Camping in Colorado’s Most Exotic Sandbox: Great Sand Dunes National Park
Backpacking in Colorado's Great Sand Dunes National Park is nothing like any other adventure in the Centennial State.
“Do you have any tips or recommendations for us?” my husband asked the park ranger before we exited her office.
“Make sure you’re out of the dunes by 10 a.m. and don’t bother hiking in until after 6 p.m. The sand can get as hot as 140 degrees during the day, and I don’t want to see you guys out there for that,” the park ranger calmly replied before calling in the next group applying for permits.
It’s 9:30 on an early June morning and our ragtag trio just acquired a backpacking permit for Colorado’s Great Sand Dunes National Park and Preserve. Located in southern Colorado in the San Luis Valley, the national park bumps up against the western base of the Sangre de Cristo Mountain Range. While the dunes and the Sangres may share a geographical location, the similarities end there: Great Sand Dune National Park is like nothing else in Colorado.

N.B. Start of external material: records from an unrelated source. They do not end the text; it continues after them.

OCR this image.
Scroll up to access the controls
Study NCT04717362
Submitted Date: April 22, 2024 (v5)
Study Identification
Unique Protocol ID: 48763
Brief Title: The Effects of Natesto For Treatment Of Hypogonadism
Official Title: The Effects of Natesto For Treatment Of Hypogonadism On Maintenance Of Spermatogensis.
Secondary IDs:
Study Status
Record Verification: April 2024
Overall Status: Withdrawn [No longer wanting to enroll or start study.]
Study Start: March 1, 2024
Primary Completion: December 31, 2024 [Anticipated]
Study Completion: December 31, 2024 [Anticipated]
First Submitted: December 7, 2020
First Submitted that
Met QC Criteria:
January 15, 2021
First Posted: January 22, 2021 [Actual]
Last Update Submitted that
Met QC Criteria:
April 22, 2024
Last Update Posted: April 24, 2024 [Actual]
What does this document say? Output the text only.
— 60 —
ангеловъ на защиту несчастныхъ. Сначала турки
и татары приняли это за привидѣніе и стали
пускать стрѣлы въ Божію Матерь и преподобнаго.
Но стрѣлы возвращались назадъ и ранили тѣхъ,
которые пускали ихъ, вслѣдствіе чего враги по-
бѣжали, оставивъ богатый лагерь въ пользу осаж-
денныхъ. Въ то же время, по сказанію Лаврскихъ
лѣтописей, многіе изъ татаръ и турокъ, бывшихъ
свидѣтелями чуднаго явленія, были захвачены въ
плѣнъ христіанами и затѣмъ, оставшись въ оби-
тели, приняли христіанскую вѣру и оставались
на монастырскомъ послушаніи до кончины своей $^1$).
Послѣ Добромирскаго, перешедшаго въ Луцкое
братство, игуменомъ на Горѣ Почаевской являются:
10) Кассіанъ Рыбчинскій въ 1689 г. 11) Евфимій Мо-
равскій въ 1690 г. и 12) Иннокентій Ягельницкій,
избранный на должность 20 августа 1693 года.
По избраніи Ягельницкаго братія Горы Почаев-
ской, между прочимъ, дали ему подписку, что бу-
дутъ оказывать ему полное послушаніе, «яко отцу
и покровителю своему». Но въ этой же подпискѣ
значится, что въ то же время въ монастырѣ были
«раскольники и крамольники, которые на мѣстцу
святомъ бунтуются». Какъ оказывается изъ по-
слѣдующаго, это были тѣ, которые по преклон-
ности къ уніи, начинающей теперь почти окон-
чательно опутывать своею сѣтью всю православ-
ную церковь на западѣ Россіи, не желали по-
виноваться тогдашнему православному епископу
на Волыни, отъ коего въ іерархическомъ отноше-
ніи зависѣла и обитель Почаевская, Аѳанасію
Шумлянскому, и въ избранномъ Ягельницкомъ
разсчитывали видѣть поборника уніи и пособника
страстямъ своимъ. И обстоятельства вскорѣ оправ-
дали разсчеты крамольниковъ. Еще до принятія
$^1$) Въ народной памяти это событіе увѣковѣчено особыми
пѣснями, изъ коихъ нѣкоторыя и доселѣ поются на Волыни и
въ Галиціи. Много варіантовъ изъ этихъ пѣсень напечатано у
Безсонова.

Instead of snowcapped skylines filled with towering 13,000-foot peaks, the park flaunts five dunes taller than 700 feet. The crown jewel of the 30-square-mile park is Star Dune, standing an impressive 750 feet tall from base to top. Not only is Star the tallest dune in the national park, but it is also the tallest sand dune in North America.
After waiting out the heat of the day by snoozing in our tent and splashing our feet in nearby Medano Creek, the three of us hoisted our backpacks onto our shoulders, laced our hiking boots, and set into the dunefield under a cloudy evening sky. Almost immediately, we’re faced with one of the intricacies of the park: there are no trails.
Of course, this makes perfect sense. The dunefield is constantly shifting as winds whip through the San Luis Valley and move the granules of sand. Any dedicated trail would be quickly eliminated thanks to Mother Nature. Instead, backpackers head into the park with a simple set of instructions: you can camp anywhere outside of the day use area, or at least 1.5 miles from the Visitor Center.
Because of this, trekking into the dunefield is a bit of a “choose your own adventure” story. We immediately find ourselves following a valley of sand, opting for the easier flat ground rather than braving the towering sand dunes on either side of us. Naturally, this could only last so long; the valley quickly narrowed, forcing us to choose a dune to climb.
At first, the dune is deceptively easy to ascend. Compacted sand forms the base, providing solid footing. But then, as the dune rises towards the sky, the granules of sand begin to slide out from under my feet. The climb grows steeper and it’s as if I’m clawing through a bag of loose sugar. Near the top, I submit to the combined forces of my heavy backpack and gravity; I find myself on all fours, crawling my way towards the sandy ridgeline above me, and far too exhausted to consider the absurdity of the situation.
After conquering the ridgeline, the group-designated trail grows easier and we simply follow the darkened line of sand as it snakes off into the distance. Eventually, the soul-saving cloud cover makes way for a wicked Colorado rainstorm, and our meandering pace is forced into something more urgent. I’ve never spent the night in a dunefield before, but I know this: pitching a tent in a rainstorm IN a sand dune is not near the top of my life list!
We eventually stumbled on the perfect place to camp: a flat bench of sand with outrageous 360-degree views. It takes three of us to pitch the tent with the wind gusts whipping: one assembles the poles, one drives the snow stakes into the sand (because regular stakes won’t hold), and the third simply holds onto the tent to prevent it from sailing into the sandy abyss. We dive inside our nylon shelter just in the nick of time; the tent may be filled with crunchy grains of sand, but it sure beats the fat raindrops outside.